Quel est le propos de vos projets actuels comme l’exposition Hypervital dont vous être le commissaire dans la Platine ?

Créer une exposition n’a d’intérêt pour moi que si vous apportez quelque chose. Je déteste par exemple les expositions que je qualifierais de cosmétiques, avec ce symptôme de la presse déco, que je respecte tout à fait mais qui décline une thématique sur trois pages et qui au final ne fait que montrer une collection d’objets reprenant une même couleur ou une même matière. Cela peut être très bien sur un format papier mais transposer sous la forme d’une exposition un catalogue d’objets ne m’intéresse plus vraiment.
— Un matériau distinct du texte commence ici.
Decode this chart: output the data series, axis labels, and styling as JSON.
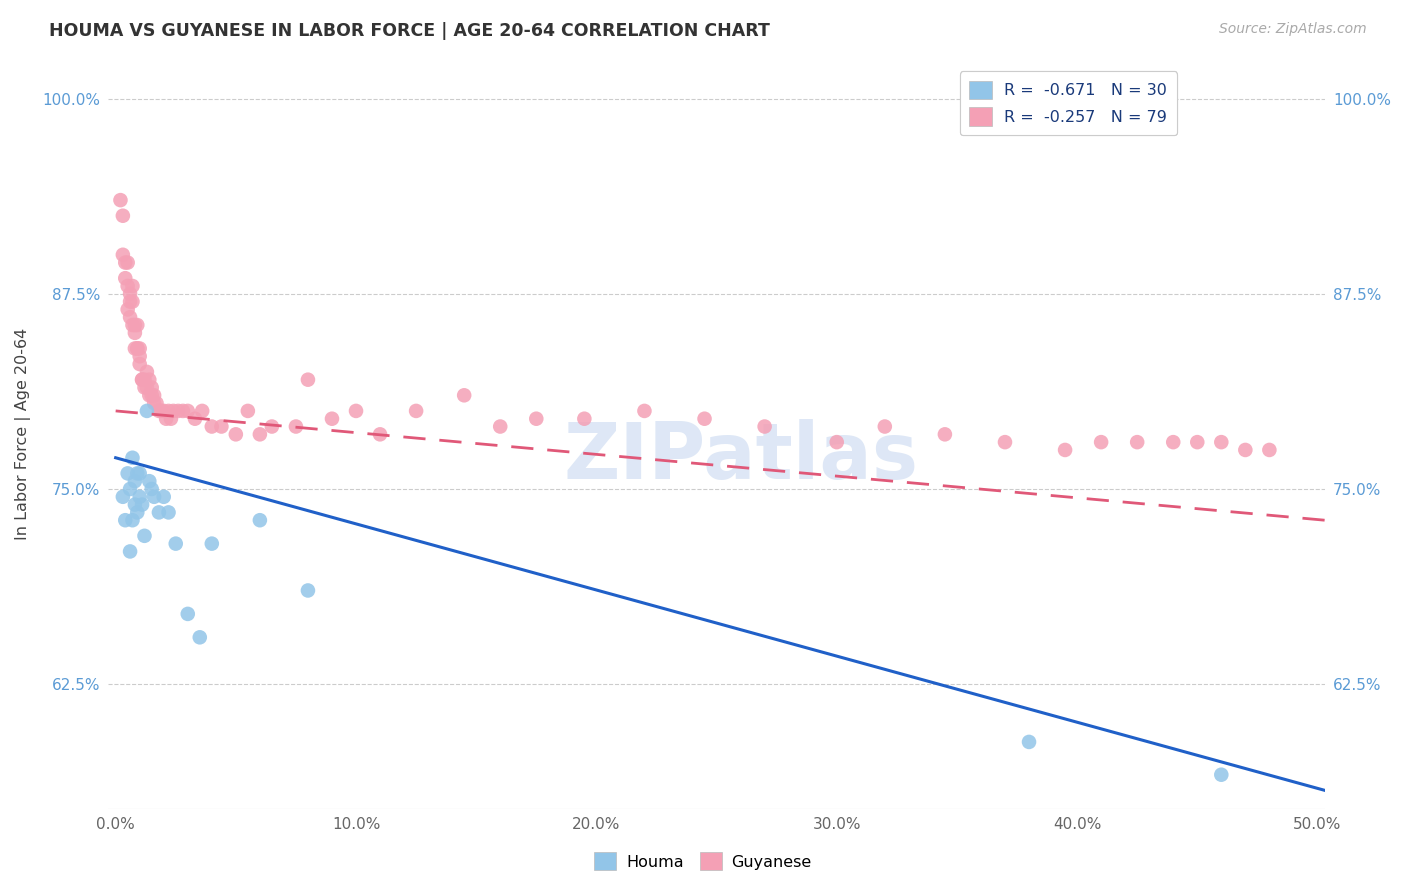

J’ai maintenant beaucoup plus envie de faire des apports, de générer de la réflexion, de faire vivre des expériences, cela peut être du confort ou de l’appréciation, mais cela peut être aussi pourquoi pas du rejet ou de l’incompréhension. J’ai envie qu’une exposition soit une zone de débat pour éveiller la curiosité des visiteurs et générer de l’affect. J’essaie de mettre en avant à la fois le côté pragmatique et le côté affectif ou émotionnel des choses. C’est une sorte de puzzle qui raconte une histoire en s’appuyant sur des faits réels. Hypervital est une forme de reconnaissance de la nature au même titre que l’homme. Il s’agit de remettre en cause ce symptôme qui fait que l’homme aurait tout pouvoir sur la nature. J’essaie de présenter cela sous la forme d’une fable qui permet de tout dire, de présenter la réalité et la vérité nue comme un constat de départ, en délivrant un message à la fin pour avancer et dépasser cette situation. Il est urgent et donc hypervital de rétablir la légalité naturelle des choses. Notre société a surtout besoin d’être de plus en plus vraie. En matière de design, la valeur d’usage d’un objet ne doit pas faire oublier sa valeur d’affect car la raison et l’émotion doivent se retrouver dans une zone de convergence. Le designer lui-même crée un objet avec son propre affect, sa mémoire, sa culture et ses expériences. La Biennale permet de partager entre tous des valeurs, de confronter des idées, de faire naître des envies et surtout de vivre des expériences.